Sun Valley, from Chinese director He Ping, is a remarkably sedate film. It formed the second part of a trilogy of 'Chinese westerns', films that deliberately riffed on the tropes of the American western genre and re-worked them into a Chinese context. I have not seen the first film in this trilogy, Swordsmen in Double Flag Town (1991), but I have seen the third: He's masterful 2004 action film Warriors of Heaven and Earth (2004), which I liked very much. Sun Valley is a much quieter, less accomplished work. It feels rich with potential, but the potential is - for much of the film's running time at any rate - unrealised.
Zhang Fengyi delivers an excellent performance as the Avenger, awkward around Yang Kuei-Mei's wary innkeeper and bottled up with tension whenever he is around others. On more than one occasion the sight of blood sends him into a violent frenzy, murdering anybody in his vicinity with his sword. It's a curious behaviour that goes largely unnoticed and unpunished throughout the film. We see him slaughters several farmers at a time, but no one seems to send in a lynch mob to kill him and within a few scenes the inn seems packed with locals again. The screenplay, which is sparsely plotted and inconsistent, is definitely not the film's strength.
One positive feature it can boast about is its wonderful sense of place. The mountain steppes on which the inn is located are dusty and inhospitable during the summer and snowy and frozen - and similarly inhospitable - during the winter. It's all shot very well with solid sound design: you can feel the environment around the characters, and the frontier nature of the setting is well realised and excellently expressed.

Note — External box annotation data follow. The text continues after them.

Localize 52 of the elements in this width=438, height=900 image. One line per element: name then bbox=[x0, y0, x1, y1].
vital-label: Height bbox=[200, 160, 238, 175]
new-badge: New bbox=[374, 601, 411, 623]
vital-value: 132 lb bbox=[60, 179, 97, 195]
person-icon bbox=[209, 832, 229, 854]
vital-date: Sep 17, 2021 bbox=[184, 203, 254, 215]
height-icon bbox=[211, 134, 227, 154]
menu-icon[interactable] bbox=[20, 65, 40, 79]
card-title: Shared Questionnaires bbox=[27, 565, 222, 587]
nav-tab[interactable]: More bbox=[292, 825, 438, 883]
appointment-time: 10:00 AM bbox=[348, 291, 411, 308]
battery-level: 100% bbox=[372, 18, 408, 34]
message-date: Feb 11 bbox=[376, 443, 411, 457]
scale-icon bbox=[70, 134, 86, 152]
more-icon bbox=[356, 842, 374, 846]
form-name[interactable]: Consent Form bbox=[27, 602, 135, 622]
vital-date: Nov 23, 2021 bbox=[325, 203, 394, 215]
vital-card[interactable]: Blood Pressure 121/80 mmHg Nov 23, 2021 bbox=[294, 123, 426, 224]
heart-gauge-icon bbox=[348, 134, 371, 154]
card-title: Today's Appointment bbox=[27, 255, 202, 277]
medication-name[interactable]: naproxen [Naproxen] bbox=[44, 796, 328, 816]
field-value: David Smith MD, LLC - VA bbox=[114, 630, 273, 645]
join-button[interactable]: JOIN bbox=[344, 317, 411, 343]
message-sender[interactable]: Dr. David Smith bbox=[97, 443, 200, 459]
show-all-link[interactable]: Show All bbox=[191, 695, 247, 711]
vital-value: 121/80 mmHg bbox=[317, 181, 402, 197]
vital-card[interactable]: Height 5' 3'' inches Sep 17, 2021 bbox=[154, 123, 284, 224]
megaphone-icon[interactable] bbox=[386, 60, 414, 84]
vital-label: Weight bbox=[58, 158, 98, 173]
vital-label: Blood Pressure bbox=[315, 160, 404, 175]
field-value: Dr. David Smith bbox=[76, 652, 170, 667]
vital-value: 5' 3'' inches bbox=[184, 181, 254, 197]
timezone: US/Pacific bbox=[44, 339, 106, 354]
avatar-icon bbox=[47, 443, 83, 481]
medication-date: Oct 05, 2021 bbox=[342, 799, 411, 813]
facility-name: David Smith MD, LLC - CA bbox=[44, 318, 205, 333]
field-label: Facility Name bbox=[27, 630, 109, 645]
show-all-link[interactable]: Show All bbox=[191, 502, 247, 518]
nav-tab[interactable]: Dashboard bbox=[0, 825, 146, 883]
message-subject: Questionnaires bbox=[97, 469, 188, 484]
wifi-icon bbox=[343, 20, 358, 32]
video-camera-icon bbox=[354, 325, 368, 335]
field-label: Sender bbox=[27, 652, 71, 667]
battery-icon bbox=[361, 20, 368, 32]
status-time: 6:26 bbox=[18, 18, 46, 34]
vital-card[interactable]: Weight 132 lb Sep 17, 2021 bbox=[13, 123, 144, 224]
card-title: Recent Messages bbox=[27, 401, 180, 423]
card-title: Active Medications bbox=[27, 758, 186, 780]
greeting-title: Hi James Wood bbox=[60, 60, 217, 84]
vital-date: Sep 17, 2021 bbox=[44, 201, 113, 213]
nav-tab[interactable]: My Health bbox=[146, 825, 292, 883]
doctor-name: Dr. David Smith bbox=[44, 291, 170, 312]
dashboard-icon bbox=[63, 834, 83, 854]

A strong performance and solid mise-en-scene can not, however, save an entire film. In the end the weak plotting causes the film to drag interminably to the point where the average viewer could be excused for not actually finishing it. There is a lot of promise to Sun Valley, but it's simply not sufficiently explored or expressed to make it worth the viewer's time. It is a sadly missed opportunity.